Calculating EBITDA is especially helpful when a company has a large amount of depreciation, such as for machinery-intensive manufacturing organizations, or a large amount of amortization, such as for purchases of patent rights or other intangible assets. Removing depreciation and amortization reduces the distortion of these numbers and allows creditors, investors, and industry analysts to compare within and across industries. EBITDA is more likely to be used in large companies with significant assets or debt financing (Investorwords.com, 2003). EBITDA may be a term you hear used by senior executives. A WLP manager at a large company reported that when his firm was bought by outside investors, EBITDA became the new buzzword. Everyone’s measures were aligned to improve EBITDA.

An income statement is where the organization tracks how well it is doing in meeting the financial imperative of profit.

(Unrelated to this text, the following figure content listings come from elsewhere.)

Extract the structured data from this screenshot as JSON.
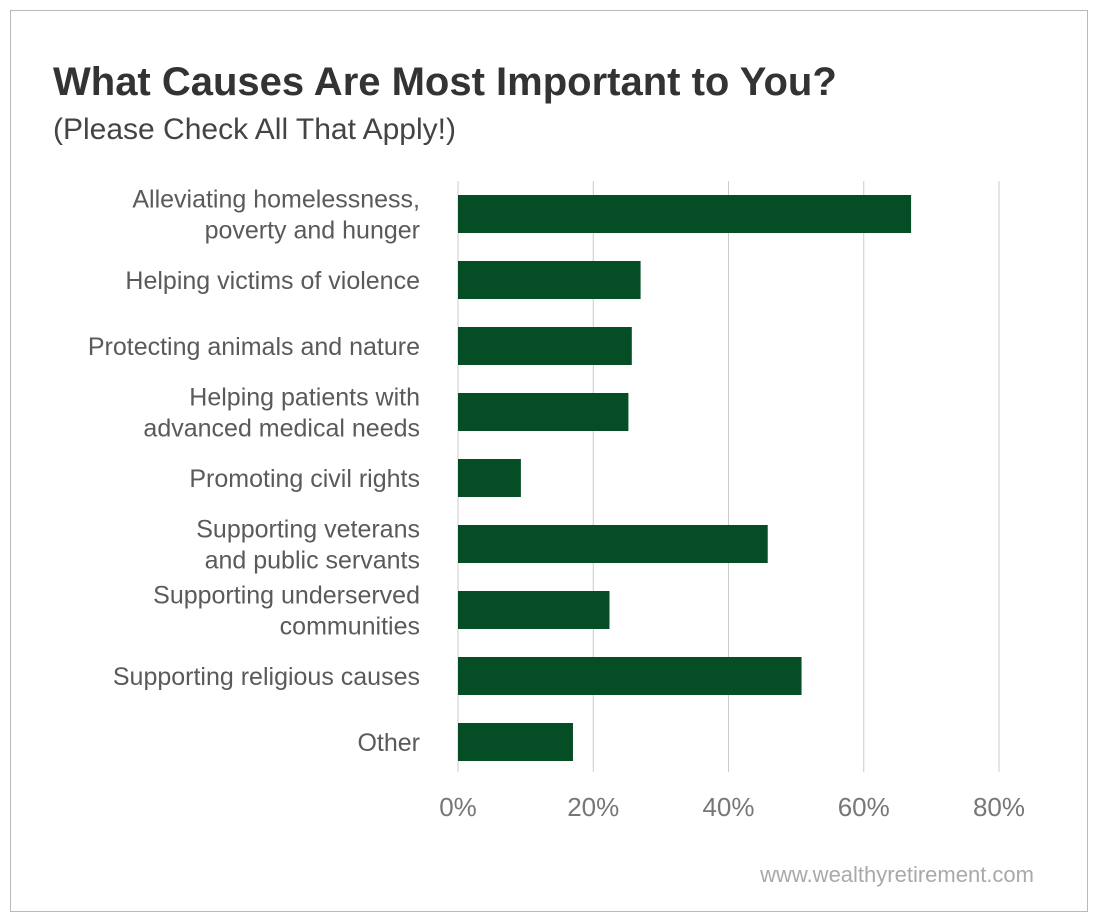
{
  "title": "What Causes Are Most Important to You?",
  "subtitle": "(Please Check All That Apply!)",
  "footer": "www.wealthyretirement.com",
  "colors": {
    "bar": "#044d25",
    "grid": "#cccccc",
    "frame": "#b9b9b9"
  },
  "chart_data": {
    "type": "bar",
    "orientation": "horizontal",
    "categories": [
      [
        "Alleviating homelessness,",
        "poverty and hunger"
      ],
      [
        "Helping victims of violence"
      ],
      [
        "Protecting animals and nature"
      ],
      [
        "Helping patients with",
        "advanced medical needs"
      ],
      [
        "Promoting civil rights"
      ],
      [
        "Supporting veterans",
        "and public servants"
      ],
      [
        "Supporting underserved",
        "communities"
      ],
      [
        "Supporting religious causes"
      ],
      [
        "Other"
      ]
    ],
    "values": [
      67,
      27,
      25.7,
      25.2,
      9.3,
      45.8,
      22.4,
      50.8,
      17
    ],
    "xlim": [
      0,
      80
    ],
    "x_ticks": [
      0,
      20,
      40,
      60,
      80
    ],
    "x_tick_labels": [
      "0%",
      "20%",
      "40%",
      "60%",
      "80%"
    ],
    "grid": true
  }
}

Income statements can go by several different names, but they all display the same basic information about a company’s profit picture.

Revenue (or the top line) of the income statement is an important piece of information for the WLP professional to know because so much of the rest of the income statement is judged in terms of how much revenue is left at certain points in the calculations on the statement.

For WLP professionals who support sales or marketing functions, understanding the goals of the sales mix is critical to understanding the appropriate goals for WLP interventions.

The four key profit lines on an income statement are the contribution profit margin, the operating margin, earnings before income tax, and net profit. Executives will spend their time proportionately to the impact each of these profit lines has on the health of the organization.

Financial value chains can be drawn for every line on the income statement.

Knowing how to calculate profit ratios such as the contribution profit margin ratio or the net profit ratio is important because executives may sometimes refer to the ratios of the numbers instead of directly to the profit lines on the income statement. You may want to draw financial value chains that point to ratios instead of to profit lines.